Horses with atypical myopathy may develop urinary retention in the bladder. It is important to try and maintain urine elimination as this is the outlet for the toxin.
Generally, horses that recover do not have any after-effects.
Prevention of atypical myopathy
As you will have understood, the prevention of atypical myopathy consists mainly of ensuring the absence of seeds, seedlings and samaras of sycamore and boxelder trees.
However, this is sometimes difficult to do, especially in the autumn when the samaras can be displaced for more than 100 metres from the tree and thus end up in a pasture.

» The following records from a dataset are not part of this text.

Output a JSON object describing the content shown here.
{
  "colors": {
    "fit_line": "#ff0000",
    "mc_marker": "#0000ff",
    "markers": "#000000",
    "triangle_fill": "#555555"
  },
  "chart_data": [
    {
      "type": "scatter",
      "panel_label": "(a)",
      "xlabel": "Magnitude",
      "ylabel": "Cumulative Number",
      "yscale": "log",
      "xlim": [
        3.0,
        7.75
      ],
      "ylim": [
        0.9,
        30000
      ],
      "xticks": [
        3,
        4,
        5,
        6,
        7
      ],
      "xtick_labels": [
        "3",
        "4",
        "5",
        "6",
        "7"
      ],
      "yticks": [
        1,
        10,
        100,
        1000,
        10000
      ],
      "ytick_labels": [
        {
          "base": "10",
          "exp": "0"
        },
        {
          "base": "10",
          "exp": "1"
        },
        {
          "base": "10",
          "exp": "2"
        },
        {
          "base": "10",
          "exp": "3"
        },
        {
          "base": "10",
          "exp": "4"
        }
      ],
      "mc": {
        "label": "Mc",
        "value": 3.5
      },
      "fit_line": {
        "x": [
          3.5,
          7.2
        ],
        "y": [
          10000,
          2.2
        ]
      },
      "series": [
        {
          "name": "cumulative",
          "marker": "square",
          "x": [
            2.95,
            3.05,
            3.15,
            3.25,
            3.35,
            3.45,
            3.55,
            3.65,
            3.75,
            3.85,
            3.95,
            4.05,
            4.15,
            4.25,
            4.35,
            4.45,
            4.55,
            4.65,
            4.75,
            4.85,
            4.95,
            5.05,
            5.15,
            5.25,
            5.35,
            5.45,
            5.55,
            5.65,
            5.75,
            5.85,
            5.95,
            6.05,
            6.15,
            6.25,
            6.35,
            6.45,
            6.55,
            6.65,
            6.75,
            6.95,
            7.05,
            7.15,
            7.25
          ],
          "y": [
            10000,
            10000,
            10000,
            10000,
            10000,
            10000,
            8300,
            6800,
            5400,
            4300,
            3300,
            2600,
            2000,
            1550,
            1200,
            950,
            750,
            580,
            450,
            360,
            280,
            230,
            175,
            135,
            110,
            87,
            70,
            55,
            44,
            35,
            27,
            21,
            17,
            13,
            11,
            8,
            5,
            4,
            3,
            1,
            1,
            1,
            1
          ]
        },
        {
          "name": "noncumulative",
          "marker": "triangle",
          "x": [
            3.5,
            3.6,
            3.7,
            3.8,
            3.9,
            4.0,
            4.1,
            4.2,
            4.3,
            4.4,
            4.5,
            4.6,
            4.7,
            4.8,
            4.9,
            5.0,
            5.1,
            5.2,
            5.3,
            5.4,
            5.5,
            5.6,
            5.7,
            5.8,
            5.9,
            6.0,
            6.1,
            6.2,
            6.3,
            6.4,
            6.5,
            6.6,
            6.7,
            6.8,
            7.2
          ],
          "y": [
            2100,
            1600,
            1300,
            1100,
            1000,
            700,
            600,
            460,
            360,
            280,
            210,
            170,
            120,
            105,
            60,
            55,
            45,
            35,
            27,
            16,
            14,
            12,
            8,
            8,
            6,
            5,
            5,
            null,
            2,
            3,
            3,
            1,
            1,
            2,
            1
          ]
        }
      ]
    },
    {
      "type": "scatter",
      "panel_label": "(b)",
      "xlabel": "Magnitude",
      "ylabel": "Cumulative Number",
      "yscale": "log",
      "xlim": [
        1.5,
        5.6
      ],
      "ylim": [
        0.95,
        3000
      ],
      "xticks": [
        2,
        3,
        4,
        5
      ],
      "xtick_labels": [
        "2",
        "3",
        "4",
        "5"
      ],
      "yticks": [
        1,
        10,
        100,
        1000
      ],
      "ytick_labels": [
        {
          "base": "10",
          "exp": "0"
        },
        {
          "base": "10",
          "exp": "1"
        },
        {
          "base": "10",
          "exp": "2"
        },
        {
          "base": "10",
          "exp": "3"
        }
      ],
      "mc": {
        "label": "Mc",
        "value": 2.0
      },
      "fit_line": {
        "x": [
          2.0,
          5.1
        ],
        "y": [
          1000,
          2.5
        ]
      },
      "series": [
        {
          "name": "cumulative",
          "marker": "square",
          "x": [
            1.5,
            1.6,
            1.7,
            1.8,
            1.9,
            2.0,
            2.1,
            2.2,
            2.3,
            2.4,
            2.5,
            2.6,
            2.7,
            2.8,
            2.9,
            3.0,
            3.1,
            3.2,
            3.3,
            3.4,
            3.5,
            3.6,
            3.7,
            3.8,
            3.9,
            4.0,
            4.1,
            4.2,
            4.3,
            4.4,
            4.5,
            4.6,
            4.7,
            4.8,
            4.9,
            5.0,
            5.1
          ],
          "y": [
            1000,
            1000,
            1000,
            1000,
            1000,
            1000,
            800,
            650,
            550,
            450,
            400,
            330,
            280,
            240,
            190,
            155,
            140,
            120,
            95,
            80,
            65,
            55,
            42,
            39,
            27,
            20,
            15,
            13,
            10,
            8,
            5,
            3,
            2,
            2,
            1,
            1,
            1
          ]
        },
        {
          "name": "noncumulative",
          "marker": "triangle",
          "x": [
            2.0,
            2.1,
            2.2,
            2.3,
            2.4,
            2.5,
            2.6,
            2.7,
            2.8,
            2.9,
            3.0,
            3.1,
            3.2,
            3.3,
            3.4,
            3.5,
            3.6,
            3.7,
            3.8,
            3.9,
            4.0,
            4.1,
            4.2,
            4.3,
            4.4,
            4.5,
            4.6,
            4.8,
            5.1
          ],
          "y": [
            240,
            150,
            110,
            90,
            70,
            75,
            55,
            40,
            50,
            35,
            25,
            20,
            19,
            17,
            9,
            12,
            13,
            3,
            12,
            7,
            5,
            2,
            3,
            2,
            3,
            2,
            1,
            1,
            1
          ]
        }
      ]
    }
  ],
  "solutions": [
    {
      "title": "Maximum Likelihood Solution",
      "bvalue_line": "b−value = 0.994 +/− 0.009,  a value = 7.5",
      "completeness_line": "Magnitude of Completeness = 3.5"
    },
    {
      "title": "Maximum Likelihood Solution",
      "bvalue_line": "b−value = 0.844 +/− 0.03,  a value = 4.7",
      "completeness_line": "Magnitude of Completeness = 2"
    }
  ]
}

However, there are some tips to try and prevent poisoning during the risky seasons:
- Regularly monitor pastures and carry out grazing checks for seeds and seedlings.
- Avoid feeding horses on the ground - Offer mineral supplementation to horses on pasture (salt stone and adapted CMV)
- Limit grazing time in high-risk seasons (if possible) and/or bring horses in on windy days in autumn.
- Regularly clean troughs where samaras can have landed.
We also recommend you to learn to identify the different trees as well as their leaves, samaras and seedlings.... Not all maples are poisonous to horses.
In addition, if a case of atypical myopathy occurs in a pasture (or in its immediate vicinity), it is important to remove all horses from the pasture. These horses should be removed from the pasture and must be monitored very closely in the following days.
In conclusion, the best protection for your horse against atypical myopathy is prevention. The possibility of ingesting seedlings or samaras should be kept to a minimum. If you suspect your horse has been poisoned, call your veterinarian.